Pero (siempre hay un pero), en la siguiente reunión de padres
con el plantel académico de la escuela, una madre de primer grado hizo el
siguiente planteo respecto de nuestra versión del himno: “La escuela, a través
del profesor de música, le ha enseñado a mi hijo una versión distorsionada de
un símbolo patrio. Quiero saber si la misma (por la escuela) se va a encargar
de corregir esa distorsión”.
Fue un golpe inesperado. Apoyado por la dirección
pedagógica, alcancé a argumentar, en mi defensa, que la bandera nacional es
originalmente de tela pero una bandera pintada en un cuaderno escolar o en una
lámina o en la puerta de un baño sigue siendo “la” bandera; “mi” bandera, si ya
he asumido que me representa... Es decir, si de alguna forma “me” simboliza.
La “distorsión simbólica” (el ritmo de vidala) que era
preocupación de la madre –tal vez sólo por la temprana edad de su hijo, en
tanto éste pudiera entender una variación sobre el símbolo como un atributo más
del mismo o tal vez porque un abordaje que no fuera el de la estética militar
le resultaba inadecuado en cualquier circunstancia para la ejecución del himno–
guardaba para los alumnos y el maestro sólo aspectos positivos.
Por un lado, interpretarlo por nosotros mismos (no sobre una
música grabada ni sobre un piano ni sobre una banda) implicaba incorporar otras
impresiones que las que resultan sólo de pararse firmes y cantar. Manipular la
melodía, para los ejecutantes de flauta y teclado, o el ritmo, para los
percusionistas e incluso los cantores, al depender de la sincronización de y
con sus compañeros, les inauguraba una nueva relación con el Himno Nacional
Argentino.
Lo “pasaban por el corazón”, según la feliz expresión de
Eduardo Galeano.
Por otro lado, ejercitábamos y asumíamos como nacional un
ritmo “norteño”, sembrando un dato susceptible de resonar luego en las
sensibilidades ya adultas, para contribuir a identificar un acervo cultural
propio.
Claro que el hecho de que “el planteo” tuviera lugar
revelaba otra situación. En el imaginario social el argumento materno era
atendible según valoraciones que prescriben que lo tradicional, lo instalado y
permanente constituye, en relación a los símbolos establecidos, un valor
positivo que deviene natural y, como tal, no sujeto a revisión. Por oposición,
la variación y el cambio son características o instancias que se perciben como
disvalor.
Pero (siempre se puede agregar un pero) si intentamos
definir el símbolo, tenemos que decir que es siempre una relación con una idea
o un sentir, que a su vez resultan re- presentados por un objeto o acción. Una
vez decantado y constituido, su fuerza consiste en superar la contingencia e
invocar –en este caso, a la Patria– más allá de cualquier otro uso o interés
circunstanciales. Lo trascendental es su contenido inmanente más allá de sus
aspectos formales.
Ahora bien, se trata de una convención social. Cuenta lo
formal y lo relacional. Olvidando cualquier variación, habría que ver si por
ejemplo, la forma fija Himno o Bandera establece las mismas relaciones con y
para todos los integrantes de la sociedad simbolizada.
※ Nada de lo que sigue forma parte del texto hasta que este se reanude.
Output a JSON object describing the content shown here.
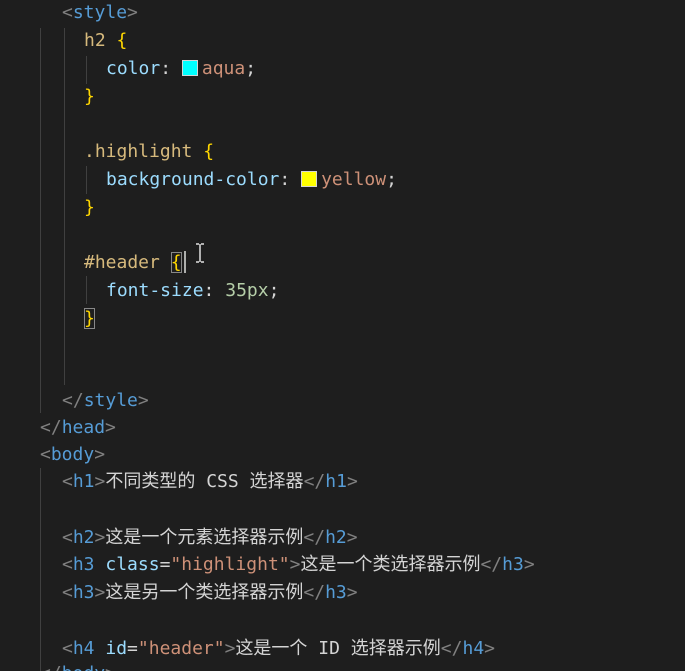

Si lo fijo y permanente es tanto el objeto/acción como la
relación, tenemos derecho a preguntarnos sobre la profundidad que la
representación simbólica alcanza. ¿Hasta dónde damos por sobreentendida la
significación o el sentido de algo, simplemente porque nos acostumbramos a su
presencia permanente e invariable desde que éramos niños? Por un lado, se corre
el riesgo de confundir al símbolo con el mero objeto/acción que lo representa.
Por el otro, se generaliza, convalida y disimula la condición de simbolización
ficticia.
El himno cantado en una plaza de armas es el mismo que se
ejecuta en la escuela o en un evento deportivo entre naciones y, así sea en la
solemnidad marcial, en la observada atención escolar o entre las pullas y
silbidos de los estadios, en todos los casos será la música que representa e
identifica el sentimiento nacional de los argentinos. O, al menos, de los
argentinos que nos hacemos cargo. Antes que las dotaciones instrumentales y los
contextos, el problema mayor reside en que dicho sentimiento nacional, entre
nosotros, está lejos de ser unívoco.
Ya que mencionamos los eventos deportivos, es notable cómo
ciertos relatores y comentaristas que suelen encarnar(se) en voceros de lo
políticamente correcto han insistido largamente en señalar el “error” de que
los himnos nacionales se ejecuten en las contiendas deportivas internacionales,
argumentando que no se trata de eventos de seriedad suficiente, que, siendo
sólo un juego, no compromete la oficialidad institucional de los países ni se
dirime más conflicto que el que implica ese juego, etc. y que, además, se
presta a la falta de respeto por parte del público.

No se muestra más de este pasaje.